Rotten apple terms and conditions illustrative image.

“Rotten apples” by fotologic is licensed under CC BY 2.0.

To aid developers in their choice, Apple provides a handy calculator to guide them through the myriad available options. Users in the EU select whether they will qualify for the App Store Small Business Program, what App Store fees they would pay, and the value of in-app purchases they predict users will pay – under new and old terms.

What will surprise absolutely no one is that developers will end up paying more money to Apple if they choose to allow their apps to be sideloaded than they currently pay under existing terms. They will also have the cost of running an app store, a customer support function, and a payment processor. For developers, keeping business as usual under Apple’s existing terms results in greater revenue. The only way to preserve income under Apple’s new terms with apps served from a third-party store is to raise the price that consumers pay.

This puts some of the more hyperbolic language of the open letter to the European Commission into context. It claims that “Apple is rendering the DMA‘s goals of offering more choice and more control to consumers useless.” Consumers will rarely have a choice to sideload an app or download it from a third-party store because no application developers will opt to make less money.

The letter states:

“New app stores are critical to driving competition and choice both for app developers and consumers.
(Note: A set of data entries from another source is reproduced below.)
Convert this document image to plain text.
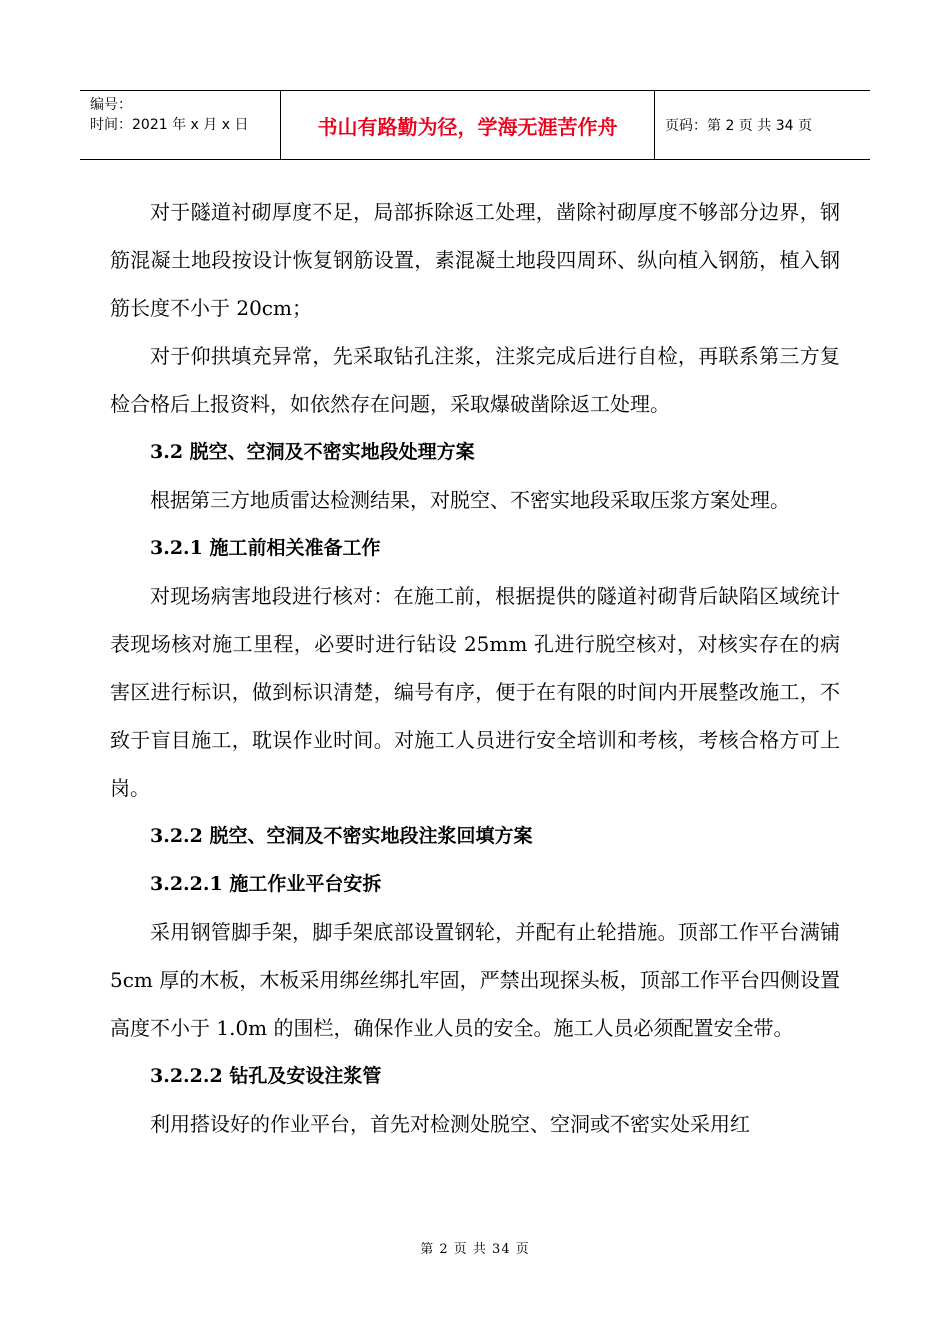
编号：
时间：2021 年 x 月 x 日	书山有路勤为径，学海无涯苦作舟	页码：第 2 页 共 34 页

对于隧道衬砌厚度不足，局部拆除返工处理，凿除衬砌厚度不够部分边界，钢筋混凝土地段按设计恢复钢筋设置，素混凝土地段四周环、纵向植入钢筋，植入钢筋长度不小于 20cm；

对于仰拱填充异常，先采取钻孔注浆，注浆完成后进行自检，再联系第三方复检合格后上报资料，如依然存在问题，采取爆破凿除返工处理。

3.2 脱空、空洞及不密实地段处理方案

根据第三方地质雷达检测结果，对脱空、不密实地段采取压浆方案处理。

3.2.1 施工前相关准备工作

对现场病害地段进行核对：在施工前，根据提供的隧道衬砌背后缺陷区域统计表现场核对施工里程，必要时进行钻设 25mm 孔进行脱空核对，对核实存在的病害区进行标识，做到标识清楚，编号有序，便于在有限的时间内开展整改施工，不致于盲目施工，耽误作业时间。对施工人员进行安全培训和考核，考核合格方可上岗。

3.2.2 脱空、空洞及不密实地段注浆回填方案

3.2.2.1 施工作业平台安拆

采用钢管脚手架，脚手架底部设置钢轮，并配有止轮措施。顶部工作平台满铺 5cm 厚的木板，木板采用绑丝绑扎牢固，严禁出现探头板，顶部工作平台四侧设置高度不小于 1.0m 的围栏，确保作业人员的安全。施工人员必须配置安全带。

3.2.2.2 钻孔及安设注浆管

利用搭设好的作业平台，首先对检测处脱空、空洞或不密实处采用红

第 2 页 共 34 页
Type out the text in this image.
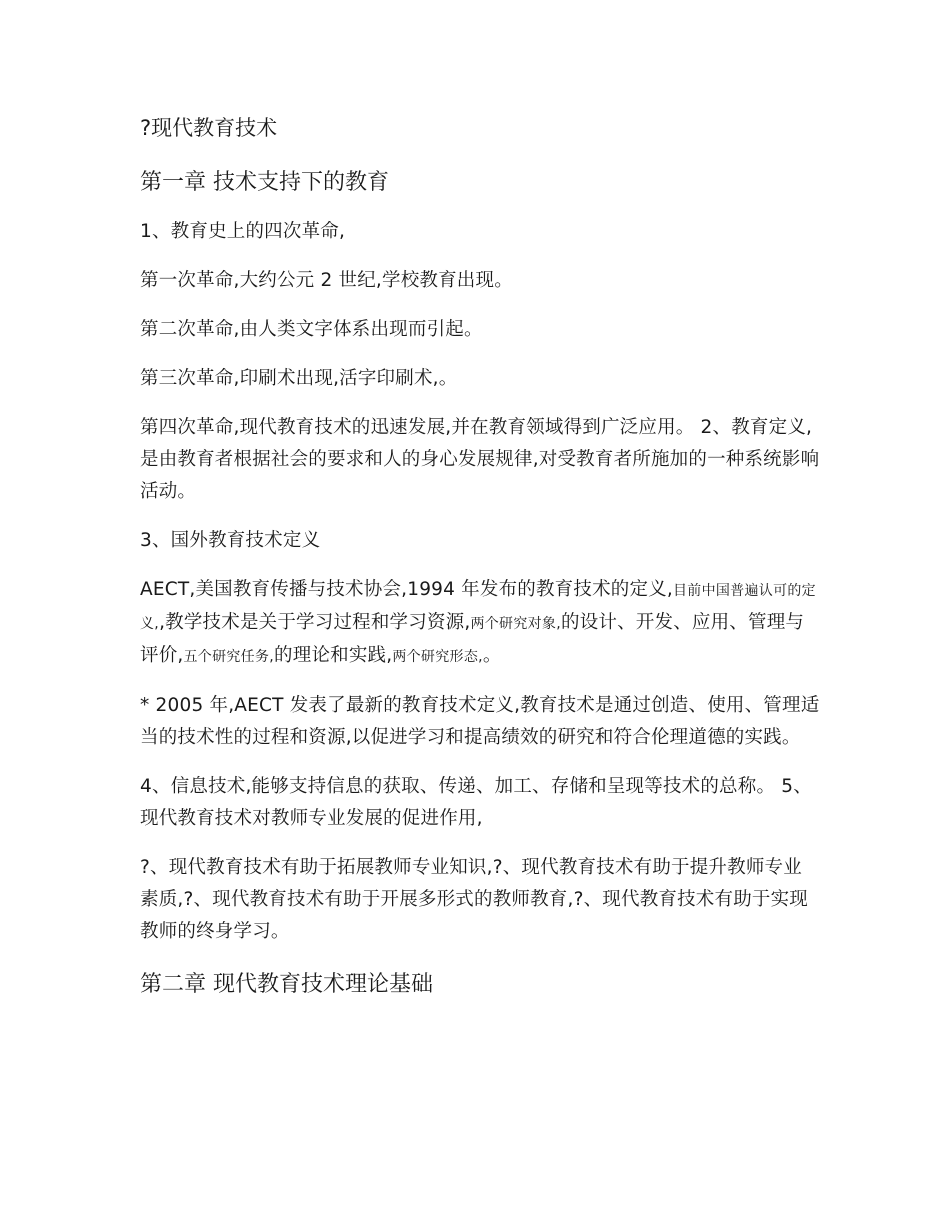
?现代教育技术
第一章 技术支持下的教育
1、教育史上的四次革命,
第一次革命,大约公元 2 世纪,学校教育出现。
第二次革命,由人类文字体系出现而引起。
第三次革命,印刷术出现,活字印刷术,。
第四次革命,现代教育技术的迅速发展,并在教育领域得到广泛应用。 2、教育定义,是由教育者根据社会的要求和人的身心发展规律,对受教育者所施加的一种系统影响活动。
3、国外教育技术定义
AECT,美国教育传播与技术协会,1994 年发布的教育技术的定义,目前中国普遍认可的定义,,教学技术是关于学习过程和学习资源,两个研究对象,的设计、开发、应用、管理与评价,五个研究任务,的理论和实践,两个研究形态,。
* 2005 年,AECT 发表了最新的教育技术定义,教育技术是通过创造、使用、管理适当的技术性的过程和资源,以促进学习和提高绩效的研究和符合伦理道德的实践。
4、信息技术,能够支持信息的获取、传递、加工、存储和呈现等技术的总称。 5、现代教育技术对教师专业发展的促进作用,
?、现代教育技术有助于拓展教师专业知识,?、现代教育技术有助于提升教师专业素质,?、现代教育技术有助于开展多形式的教师教育,?、现代教育技术有助于实现教师的终身学习。
第二章 现代教育技术理论基础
Sideloading will give app developers a real choice between the Apple App Store or their own distribution channel and technology. Apple’s new terms do not allow for sideloading and make the installation and use of new app stores difficult, risky and financially unattractive for developers. Rather than creating healthy competition and new choices, Apple’s new terms will erect new barriers and reinforce Apple’s stronghold over the iPhone ecosystem.”

Apple’s new terms do “allow for sideloading” – in this, the letter is incorrect – but its terms are deliberately anti-competitive. The company is indeed “[making] a mockery of the DMA and the considerable efforts by the European Commission and EU institutions to make digital markets competitive.”

Apple terms and conditions illustrative imagery.

Something rotten in the state of Apple? Suuuurely not? “rotten apple” by johnwayne2006 is licensed under CC BY-NC-SA 2.0.

It would be naive to believe that the signatories of the letter are beating a drum for consumers’ right to choose where they source their apps from. The motives of Epic Games, Spotify, Uptodown, et al. are as mercenary and cynical as Apple’s. They expected to make more money thanks to the DMA‘s imposition but have been thwarted, at least for now. The ‘Apple Tax’ payed by companies with apps on the App Store is a thorn in the side to shareholders dependent on Apple’s App Store.

For the next few years, European taxpayers will fund the inevitable legal battle they will wage on behalf of the likes of Spotify (2023 Q4 revenue €3.7 billion, €68 million in adjusted operating profits) and Epic Games (valued at $31.5 billion in 2023), so justice can be granted to these stalwart defenders of consumer choice.

Under the Digital Markets Act, violators may be fined up to 10% of worldwide global turnover, which would amount to approximately $38 billion plus change. Likely for Apple, it won’t come to that, but as ever, Cupertino can afford its lawyers’ salaries for a few years until it can find ways to recoup the costs of operating in a competitive market – at least, in the EU. Developers and consumers in the US, UK, and elsewhere can look forward to business as usual.